E’ già un po’ che ho finito di leggerlo. E’ una favola. Una favola in cui l’eroe vuole salvare la sua principessa, sconfiggendo il drago, il mostro crudele, con la sola forza della sua convinzione. Con la sola forza del pensiero. Non posso dire con la forza dell’amore, perché d’amore Murakami non parla mai. I personaggi sono avvolti da legami troppo leggeri e persistenti per riconoscere in essi l’amore.
Il protagonista del libro spera di poter comprendere il mistero che avvolge il cuore di sua moglie, Kumiko, e di poter in questo modo sciogliere l’incantesimo che li separa. Per farlo, utilizza le connessioni che la sua mente riesce a cogliere e i percorsi sotteranei che si schiudono quando si immerge dentro ad un pozzo. La dedizione alla missione che compie lo porta alle soglie della vittoria. Affronta il grumo nero sepolto nel cuore di Kumiko, ma non riesce a sciogliere il nodo dolore e di malvagità che lega ogni membro la famiglia della moglie. Solo Kumiko potrà farlo e promette che lo farà, ma il tempo della favola è finito. Il nostro eroe ha concluso la sua missione senza ottenere il ritorno della sua bella.
Ho creduto a lungo nella forza della mia intenzione. Adesso ci credo un po’ meno. La vita è molto più complicata e interessante di come te la raccontano nella favole, di come te la immagini da bambina. Non credo che ci sia nulla che tu possa fare in un pozzo. Certo è importante dare spazio ai pensieri, ai percorsi che costruiscono e che svelano, e per questo ci vuole tempo. Bisogna dare tempo ai pensieri. Ma non credo nella teoria del pozzo, benché la pratichi. Passo giornate intere e settimane ferma, finché i pensieri si schiariscono. Immobile alla vita, come nel fondo di in pozzo asciutto. Ma basta provare a mettere in fila le parole guardando negli occhi qualcuno che ti ascolti per arrivare molto più in là. Per quanto mi riguarda spesso scendo nel pozzo che ho scavato nel mio giardino, ma è solo per mancanza di interlocutori. Anche una passeggiata è più efficace, ma ci vorrebbe un po’ di vita che ti scorre intorno, di vita naturale, intendo. A volte basta il fiume.
Io amo Haruki Murakami e mi piace passare il tempo insieme a lui. 832 pagine in sua compagnia sono state comunque un regalo, e lo ringrazio.




lo leggerò.
sono entrata nel tuo blog per caso, come sempre avviene quando cerchi altro che non sai di cercare…
intanto navigando ho trovato questi tuoi bei pensieri sulla “forza della mia intenzione” e mi sono permessa di citarli nel mio piccolo blog su myspace (countmessmanny/myspace.com), chiaramente indicando la fonte.
avevo bisogno di mettere a posto proprio quel pezzo e potrà sembrarti altisonante, ma hai acceso una lucina in fondo al mio pozzo.
grazie!
Manola
Anch’io ho appena finito il romanzo che per altro ha un titolo meraviglioso e sono felice e perplessa ad un tempo.
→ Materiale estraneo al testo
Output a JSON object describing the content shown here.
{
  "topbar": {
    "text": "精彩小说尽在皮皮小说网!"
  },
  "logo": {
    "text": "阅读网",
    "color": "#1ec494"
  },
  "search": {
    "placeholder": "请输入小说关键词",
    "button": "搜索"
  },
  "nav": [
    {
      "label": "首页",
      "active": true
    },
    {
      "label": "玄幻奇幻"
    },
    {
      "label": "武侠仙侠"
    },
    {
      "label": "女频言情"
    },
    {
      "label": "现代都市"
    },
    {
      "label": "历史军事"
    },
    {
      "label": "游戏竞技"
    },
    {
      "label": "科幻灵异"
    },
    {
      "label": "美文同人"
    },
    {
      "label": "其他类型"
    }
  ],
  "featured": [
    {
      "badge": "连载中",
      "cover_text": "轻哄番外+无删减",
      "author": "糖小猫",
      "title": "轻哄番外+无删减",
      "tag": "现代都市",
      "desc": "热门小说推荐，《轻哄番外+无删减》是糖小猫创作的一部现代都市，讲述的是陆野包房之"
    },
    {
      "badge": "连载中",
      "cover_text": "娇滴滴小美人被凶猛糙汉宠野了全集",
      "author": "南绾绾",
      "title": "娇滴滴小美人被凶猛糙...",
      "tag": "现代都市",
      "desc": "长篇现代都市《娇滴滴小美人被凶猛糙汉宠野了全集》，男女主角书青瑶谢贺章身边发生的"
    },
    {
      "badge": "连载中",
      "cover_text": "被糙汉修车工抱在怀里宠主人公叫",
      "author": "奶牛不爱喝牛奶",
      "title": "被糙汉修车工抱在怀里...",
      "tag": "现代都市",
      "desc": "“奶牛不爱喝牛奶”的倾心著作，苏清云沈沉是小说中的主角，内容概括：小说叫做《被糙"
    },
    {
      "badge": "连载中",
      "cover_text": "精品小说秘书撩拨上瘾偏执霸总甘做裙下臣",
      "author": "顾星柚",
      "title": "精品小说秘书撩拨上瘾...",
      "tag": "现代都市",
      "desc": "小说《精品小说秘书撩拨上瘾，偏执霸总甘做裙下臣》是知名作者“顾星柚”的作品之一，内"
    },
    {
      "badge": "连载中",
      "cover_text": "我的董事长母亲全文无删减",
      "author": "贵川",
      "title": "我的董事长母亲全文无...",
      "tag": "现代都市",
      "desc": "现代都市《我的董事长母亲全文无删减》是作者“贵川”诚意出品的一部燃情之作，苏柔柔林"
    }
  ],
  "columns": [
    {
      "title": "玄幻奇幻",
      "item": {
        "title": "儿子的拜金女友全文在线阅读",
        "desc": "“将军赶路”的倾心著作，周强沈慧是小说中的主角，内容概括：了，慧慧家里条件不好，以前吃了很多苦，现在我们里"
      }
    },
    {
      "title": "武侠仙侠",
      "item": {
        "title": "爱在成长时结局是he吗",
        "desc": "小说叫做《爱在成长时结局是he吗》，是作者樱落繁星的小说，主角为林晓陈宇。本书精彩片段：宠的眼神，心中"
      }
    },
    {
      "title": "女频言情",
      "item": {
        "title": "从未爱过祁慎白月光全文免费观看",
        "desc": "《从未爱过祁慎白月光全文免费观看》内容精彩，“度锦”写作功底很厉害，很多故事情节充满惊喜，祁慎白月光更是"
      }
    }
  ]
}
Non tutto torna e non deve tornare eppure sai che nulla è stato scritto a caso e speri che quei fili leggeri e difficili da comprendere che uniscono quei meravigliosi personaggi siano parte di un ingranaggio più grande che non è solo la mente di Murakami, ma forse proprio di quell’uccello che compare talvolta, solo per chi lo sa ascoltare , che gira le viti del mondo
Ciao, beh sono un pò geloso….l’uccello che girava le viti del mondo è il mio libro preferito!!! Ricordo lo stato di trance quando l’ho terminato e mi sono detto: questo libro è fantastico!!! Io sono un giapponofilo doc sono stato anche in Giappone e ho trovato conferma della meraviglia di questo popolo cosí diverso da noi….Speriamo bene per il post terremoto per ora la situazione è drammatica…
Non essere geloso…!
Questo blog è di tutti gli innamorati dei libri di Murakami.
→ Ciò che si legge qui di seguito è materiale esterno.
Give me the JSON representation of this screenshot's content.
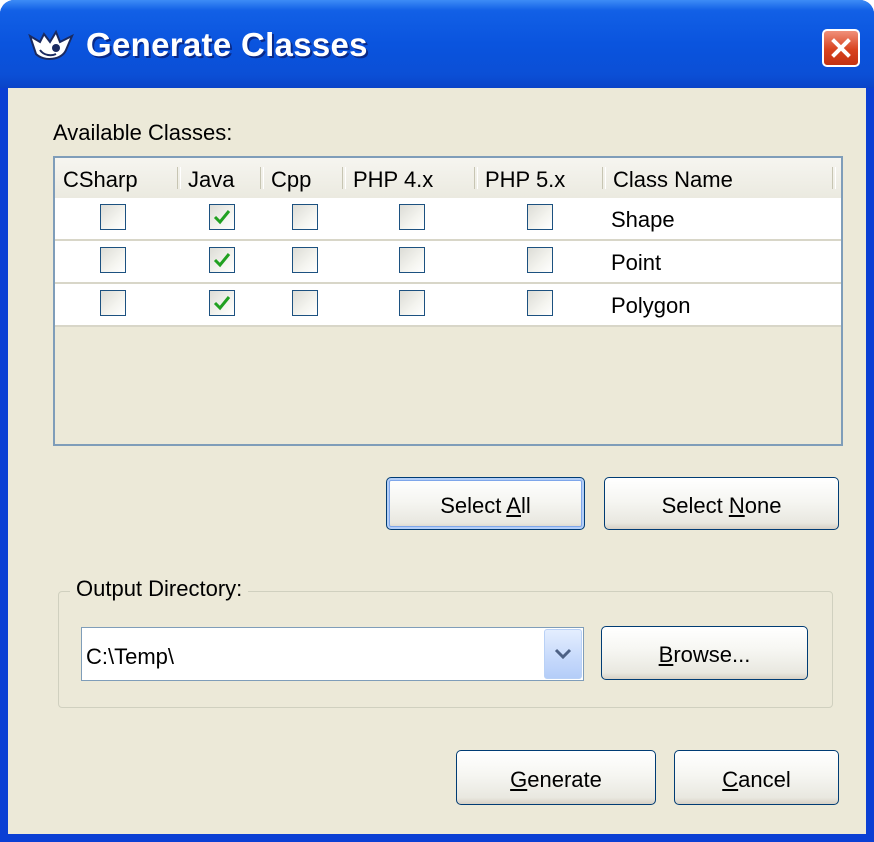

Se vuoi puoi scrivere tutte le recensioni, le annotazioni, i pensieri sparsi che vuoi su tutti i libri di Murakami che hai letto, o anche solo guardato in copertina…. ed è di tutti gli amici del Giappone.
Credo che quello che stanno vivendo: il terremodo, il maremoto, la crisi nucleare sia così drammatico, che non sarà facile per loro tornare a vivere serenamente. I Giapponesi paiono così saldi nella loro leggerezza da poter far fronte a tutto, meglio di ogni altro popolo. Ma questo non vuol dire che non sentano, profondamente, le ferite, il dolore. Noi non possiamo fare molto per loro, ma continuare a sentire questo legame che ci unisce al Giappone, continuare a sentirli vicini, capaci di descrivere le nostre sensazioni più sottili e le nostre fantasie più profonde li farà certo sentire meno soli.